The freight recovery continues to expand across commodity groups as business investment expands and consumer spending and exports grow, reflecting a broad-based economic recovery. The lone exception to this are building material products, as construction activity (Chart A) will remain at depressed levels for an extended period of time.

The growth rate of freight volumes is receiving a temporary stimulus, roughly two quarter's worth, from the rebuilding of depleted inventories. Because of lean inventories, wholesalers' and retailers' orders for manufactured goods reflect a rebuilding of inventories and moderate sales growth. Once wholesalers' and retailers' inventories are rebuilt, which should be by the end of the second quarter, then the growth rate of freight volumes (Chart B) will moderate, expanding at roughly the growth rate of final sales to domestic purchasers.

Generally, a deep downturn in consumer spending results in a strong recovery. That recovery will be tempered this time, though, as CMVC predicts only a gradual recovery in consumer spending because of the high-debt, low-savings situation in household wealth. Household balance sheets imply consumers can sustain only moderate growth in consumer spending, which makes up roughly two-thirds of final sales to domestic purchasers, and as such has the largest influence on freight growth.

Exports will lift freight volumes within the manufacturing segment of the supply chain at a slightly faster growth rate than those in the wholesale and retail segments. In general, the global economy does not have large imbalances like the U.S. economy, so the global economy is expanding at a faster growth rate than the domestic economy, stimulating demand for U.S. products. Capital goods will be particularly strong among the manufacturing segment.

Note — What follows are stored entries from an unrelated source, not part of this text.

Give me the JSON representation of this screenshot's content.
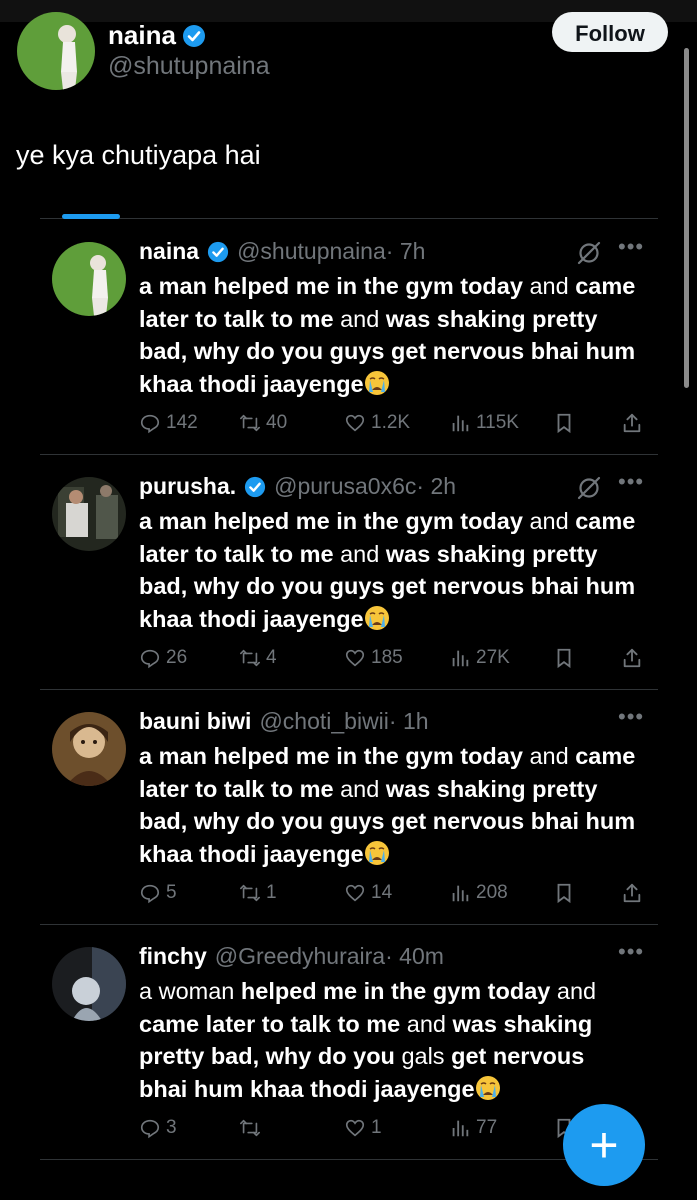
{
  "header": {
    "name": "naina",
    "handle": "@shutupnaina",
    "follow_label": "Follow"
  },
  "quote_text": "ye kya chutiyapa hai",
  "tweets": [
    {
      "name": "naina",
      "verified": true,
      "handle": "@shutupnaina",
      "time": "· 7h",
      "grok": true,
      "body": [
        {
          "text": "a man helped me in the gym today",
          "bold": true
        },
        {
          "text": " and ",
          "bold": false
        },
        {
          "text": "came later to talk to me",
          "bold": true
        },
        {
          "text": " and ",
          "bold": false
        },
        {
          "text": "was shaking pretty bad, why do you guys get nervous bhai hum khaa thodi jaayenge",
          "bold": true
        }
      ],
      "replies": "142",
      "reposts": "40",
      "likes": "1.2K",
      "views": "115K"
    },
    {
      "name": "purusha.",
      "verified": true,
      "handle": "@purusa0x6c",
      "time": "· 2h",
      "grok": true,
      "body": [
        {
          "text": "a man helped me in the gym today",
          "bold": true
        },
        {
          "text": " and ",
          "bold": false
        },
        {
          "text": "came later to talk to me",
          "bold": true
        },
        {
          "text": " and ",
          "bold": false
        },
        {
          "text": "was shaking pretty bad, why do you guys get nervous bhai hum khaa thodi jaayenge",
          "bold": true
        }
      ],
      "replies": "26",
      "reposts": "4",
      "likes": "185",
      "views": "27K"
    },
    {
      "name": "bauni biwi",
      "verified": false,
      "handle": "@choti_biwii",
      "time": "· 1h",
      "grok": false,
      "body": [
        {
          "text": "a man helped me in the gym today",
          "bold": true
        },
        {
          "text": " and ",
          "bold": false
        },
        {
          "text": "came later to talk to me",
          "bold": true
        },
        {
          "text": " and ",
          "bold": false
        },
        {
          "text": "was shaking pretty bad, why do you guys get nervous bhai hum khaa thodi jaayenge",
          "bold": true
        }
      ],
      "replies": "5",
      "reposts": "1",
      "likes": "14",
      "views": "208"
    },
    {
      "name": "finchy",
      "verified": false,
      "handle": "@Greedyhuraira",
      "time": "· 40m",
      "grok": false,
      "body": [
        {
          "text": "a woman",
          "bold": false
        },
        {
          "text": " helped me in the gym today",
          "bold": true
        },
        {
          "text": " and ",
          "bold": false
        },
        {
          "text": "came later to talk to me",
          "bold": true
        },
        {
          "text": " and ",
          "bold": false
        },
        {
          "text": "was shaking pretty bad, why do you",
          "bold": true
        },
        {
          "text": " gals ",
          "bold": false
        },
        {
          "text": "get nervous bhai hum khaa thodi jaayenge",
          "bold": true
        }
      ],
      "replies": "3",
      "reposts": "",
      "likes": "1",
      "views": "77"
    }
  ],
  "fab_label": "+",
  "colors": {
    "background": "#000000",
    "accent": "#1d9bf0",
    "muted": "#71767b",
    "divider": "#2f3336"
  },
  "icons": {
    "verified": "verified-badge-icon",
    "grok": "grok-icon",
    "more": "more-icon",
    "reply": "reply-icon",
    "repost": "repost-icon",
    "like": "like-icon",
    "views": "views-icon",
    "bookmark": "bookmark-icon",
    "share": "share-icon",
    "emoji": "crying-emoji-icon"
  }
}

In conclusion, the growth rate of freight volumes is moderately accelerating as wholesalers and retailers rebuild inventories while also satisfying expanding sales. This will not be a typical freight recovery as the growth rate continues to accelerate for at least several quarters. Once inventories are rebuilt, strong sustainable freight growth will require strong growth in consumer spending — and households' balance sheets can't sustain that growth. In the short term, consumer spending will expand at moderate growth rates as compared to past economic recoveries.

Carriers should be wary of speculative expansion in fleet capacity in the belief that truck capacity will become tight in the near future, thereby allowing fleets with excess capacity to gain share from carriers with limited capacity. The ratio of available loads to trucks will increase in the future and the pricing environment will become firm, but CMVC does not foresee truck capacity becoming extremely tight in 2010.